The Fisher King gradually evolves as Jack finds success again, but is sick to his stomach after leaving Anne and his life of sadness behind. It was a life of misery and near poverty, but it was full of love, and Jack only understands this once he is momentarily pushed back into the Manhattan high rise. By the time he figures this out, however, Pary has had another run in with “The Red Knight,” a monstrous demon knight of his imagination who resembles the blood spatter of his wife form the nightclub. He has a breakdown, and is left to die after an attack. The only thing that seems to have the power to pull him out of his coma is that Holy Grail.

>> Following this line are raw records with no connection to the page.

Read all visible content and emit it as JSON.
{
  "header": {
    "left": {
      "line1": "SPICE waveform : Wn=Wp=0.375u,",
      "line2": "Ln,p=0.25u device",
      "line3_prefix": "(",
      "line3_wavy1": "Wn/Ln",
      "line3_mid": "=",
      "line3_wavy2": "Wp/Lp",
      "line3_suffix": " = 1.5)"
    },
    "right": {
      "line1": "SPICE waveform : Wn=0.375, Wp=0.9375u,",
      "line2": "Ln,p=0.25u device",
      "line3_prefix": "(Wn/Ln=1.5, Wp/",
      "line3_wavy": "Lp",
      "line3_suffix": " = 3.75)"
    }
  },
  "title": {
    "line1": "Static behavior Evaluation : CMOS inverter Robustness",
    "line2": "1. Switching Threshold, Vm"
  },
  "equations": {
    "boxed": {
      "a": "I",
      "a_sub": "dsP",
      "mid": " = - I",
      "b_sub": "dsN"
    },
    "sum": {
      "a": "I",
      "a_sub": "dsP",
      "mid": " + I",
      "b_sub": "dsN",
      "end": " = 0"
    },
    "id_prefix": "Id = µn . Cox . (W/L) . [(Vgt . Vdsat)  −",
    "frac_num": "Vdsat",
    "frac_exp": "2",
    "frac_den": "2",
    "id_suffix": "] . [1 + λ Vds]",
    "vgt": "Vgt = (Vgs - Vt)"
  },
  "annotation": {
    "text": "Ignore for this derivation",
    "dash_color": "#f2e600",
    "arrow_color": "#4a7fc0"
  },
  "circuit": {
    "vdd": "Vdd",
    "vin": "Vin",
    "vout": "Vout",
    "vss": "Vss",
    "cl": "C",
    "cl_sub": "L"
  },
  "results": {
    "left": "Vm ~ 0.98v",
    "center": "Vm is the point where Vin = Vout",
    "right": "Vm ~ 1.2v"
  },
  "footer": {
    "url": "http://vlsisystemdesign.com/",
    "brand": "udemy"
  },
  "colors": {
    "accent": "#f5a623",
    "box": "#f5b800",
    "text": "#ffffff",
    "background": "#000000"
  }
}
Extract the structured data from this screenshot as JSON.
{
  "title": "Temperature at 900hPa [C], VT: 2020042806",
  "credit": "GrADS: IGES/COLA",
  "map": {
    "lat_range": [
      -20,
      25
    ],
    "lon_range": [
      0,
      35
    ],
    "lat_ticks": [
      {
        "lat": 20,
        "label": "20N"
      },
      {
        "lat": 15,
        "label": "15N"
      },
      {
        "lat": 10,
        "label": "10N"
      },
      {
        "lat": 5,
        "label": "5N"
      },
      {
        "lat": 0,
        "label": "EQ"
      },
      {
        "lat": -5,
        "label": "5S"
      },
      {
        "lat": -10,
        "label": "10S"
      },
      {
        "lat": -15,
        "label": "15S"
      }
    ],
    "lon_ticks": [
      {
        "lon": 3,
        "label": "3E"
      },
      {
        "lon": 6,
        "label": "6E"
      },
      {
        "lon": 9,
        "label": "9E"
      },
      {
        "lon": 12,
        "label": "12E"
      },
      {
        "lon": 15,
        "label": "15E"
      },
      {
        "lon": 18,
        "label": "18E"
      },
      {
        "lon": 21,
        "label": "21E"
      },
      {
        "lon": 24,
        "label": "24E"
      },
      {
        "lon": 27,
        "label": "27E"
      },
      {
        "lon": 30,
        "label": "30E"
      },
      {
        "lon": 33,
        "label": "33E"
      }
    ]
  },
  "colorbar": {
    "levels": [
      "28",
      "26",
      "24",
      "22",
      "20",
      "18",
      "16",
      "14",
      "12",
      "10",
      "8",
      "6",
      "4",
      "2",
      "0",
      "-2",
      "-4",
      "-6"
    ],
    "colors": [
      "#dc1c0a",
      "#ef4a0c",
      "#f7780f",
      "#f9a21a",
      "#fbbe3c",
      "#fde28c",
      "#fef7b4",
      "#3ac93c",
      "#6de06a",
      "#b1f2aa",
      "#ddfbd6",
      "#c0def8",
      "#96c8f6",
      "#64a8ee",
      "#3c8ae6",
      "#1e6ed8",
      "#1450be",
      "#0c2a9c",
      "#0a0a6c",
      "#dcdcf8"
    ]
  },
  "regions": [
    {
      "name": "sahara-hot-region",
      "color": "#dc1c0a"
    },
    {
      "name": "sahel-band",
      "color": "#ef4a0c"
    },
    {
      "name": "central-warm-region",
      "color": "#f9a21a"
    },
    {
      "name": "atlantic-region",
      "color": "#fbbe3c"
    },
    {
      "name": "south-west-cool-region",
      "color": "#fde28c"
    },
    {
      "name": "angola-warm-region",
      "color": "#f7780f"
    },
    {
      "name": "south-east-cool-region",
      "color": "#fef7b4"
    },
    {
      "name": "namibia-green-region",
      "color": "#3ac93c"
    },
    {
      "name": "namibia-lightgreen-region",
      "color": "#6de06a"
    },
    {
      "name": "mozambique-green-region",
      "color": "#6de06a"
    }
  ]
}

Only it isn’t the Holy Grail, it’s the fact Jack has to retrieve it. The selflessness of the act is the important thing here, not the artifact itself. And that is what’s at the core of The Fisher King. No matter the different lives we all lead, or the despair we suffer, someone else exists on the opposite end of the spectrum, and their pain an suffering is just as palpable, maybe even more so, than ours. This is a film about understanding the other side, and what it means to truly care about another individual. It’s a powerful theme, a heavy and clear theme, and one defined to near perfection by Gilliam, screenwriter Richard LaGravenese, and the wonderful performances.